Sunday, June 17, 2007

Earrings of Ixtumea by Kim Baccellia

Title: Earrings of Ixtumea
Author: Kim Baccellia
Price: $5.95 from publisher, $4.76 through June 30, 2007 on Mobipocket
Genre: Fantasy
ISBN: 978-0-9782157-1-2 (ebook only)
Publisher: Virtual Tales Book Published by Intellectus Enterprises (in association with Virtual Tales)First Edition: June 2007
Point of Sale: Virtual Tales, Mobipocket

Earrings of Ixtumea blends contemporary fantasy, native Mexican mythology, and teenage self discovery. The author, according to her bio:
[W]as a bilingual teacher in Los Angeles County for eight years. As an educator, Kim didn’t find many books for Latinas that were upbeat or dealt with their heritage. During the time she wrote this novel, she was learning about her own Mexican heritage and decided to write a story that a teenage Latina could relate to while also learning about her own rich culture.
The book opens early one morning in the apartment the protagonist, Lupe, shares with her grandmother, her abuela, in Tustin, California. The story immediately introduces you to a glimpse of Lupe's culture with a sprinkling of Spanish, descriptions of the dress, food and the topics of gossip that engage Lupe's grandmother and her friends. This morning they are talking about the prophecy surrounding the savior of Ixtumea, which Lupe overhears.

Lupe is less interested in these tales of "her Mexican ancestors" than she is about her favorite music and getting along at school. As she is leaving for school her grandmother presses a pair of earrings into her hand, insisting she must take them.

Unfortunately for her, she's fated to be a central figure in those ancestral stories and she only makes it as far as the bus stop before she is confronted with the reality of those tales. A vision of Ixtumea comes upon her when one of the girls at the bus stop touches her earrings, sees the same vision of warriors killing innocent people, and faints. Lupe, appalled and ashamed, runs away from the bus stop but soon is confronted by a young man who tells her he is there to escort her to Ixtumea.

Interspersed between these early scenes featuring Lupe, we are introduced to Malvado. He, too, is from modern Los Angeles, but he's somehow come to Ixtumea to find wealth and power through the auspices of the God of the Underworld, Tezcatlipoca, who has promised him not only the kingdom Malvado rules, but godhood, as well. Malvado doesn't simply believe the ancient stories, he's living them, and he knows that Lupe is the key to his ascension.

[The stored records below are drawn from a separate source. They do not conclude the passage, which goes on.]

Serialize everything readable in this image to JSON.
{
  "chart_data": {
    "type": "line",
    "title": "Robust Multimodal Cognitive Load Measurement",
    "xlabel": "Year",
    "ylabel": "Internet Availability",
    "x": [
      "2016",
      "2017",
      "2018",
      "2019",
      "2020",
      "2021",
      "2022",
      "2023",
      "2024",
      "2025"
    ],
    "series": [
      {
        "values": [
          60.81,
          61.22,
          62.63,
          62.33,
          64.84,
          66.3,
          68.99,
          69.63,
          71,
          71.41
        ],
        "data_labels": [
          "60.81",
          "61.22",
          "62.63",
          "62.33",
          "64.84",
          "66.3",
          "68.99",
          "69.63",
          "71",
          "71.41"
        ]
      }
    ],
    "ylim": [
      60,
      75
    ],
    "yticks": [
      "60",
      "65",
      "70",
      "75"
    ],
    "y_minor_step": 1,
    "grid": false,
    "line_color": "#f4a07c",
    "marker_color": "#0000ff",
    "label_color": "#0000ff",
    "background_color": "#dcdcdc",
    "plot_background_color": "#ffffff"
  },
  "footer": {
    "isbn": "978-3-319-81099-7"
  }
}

Of necessity, the author needs to help the reader understand the mythology, describe the people and surroundings of Ixtumea to provide the context of the conflict between Lupe and Malvado. However, I found some of the descriptive passages slowed the pace too much and some of the dialogue, especially that of Malvado and his minions, seemed stilted and a bit one-dimensional. I'm not sure a YA reader would have the patience to persevere through to the more action oriented scenes.

About half way through the book, Lupe encounters Ixchel, a goddess who protects the people of Ixtumea, learns about her mother whom she thought was dead. She struggles against her own feelings of inadequacy, and her confusion about her mother's role in not only Malvado's plot but in her life, as well.

In the end, Lupe ends up a captive of Malvado. He brings her to a ritual altar where he thinks he will be able to sacrifice her and attain his godhood, but instead there is a great battle of powers and Lupe comes into hers (and finally understands the full potential of her earrings) to fulfil her destiny. These final pages are fast moving, for the most part, and do show how Lupe reconciles the stories of her grandmother, her new knowledge and her new ability, to become the force that overcomes the enemies of Ixtumea, as prophesied.

As a first effort for the author, it shows promise. Overall it's a fair read, with some excellent parts, but to really grab the intended audience, I think some work on tighening up the mid-book descriptions and work on dialogue, would be helpful. Also, I'm not sure there's enough said early on about who Lupe is in this world to make her a character the YA audience can relate to before she's carried off into the fantasy world of Ixtumea.


Blogger Kim Baccellia said...


Thanks for taking the time to read Earrings!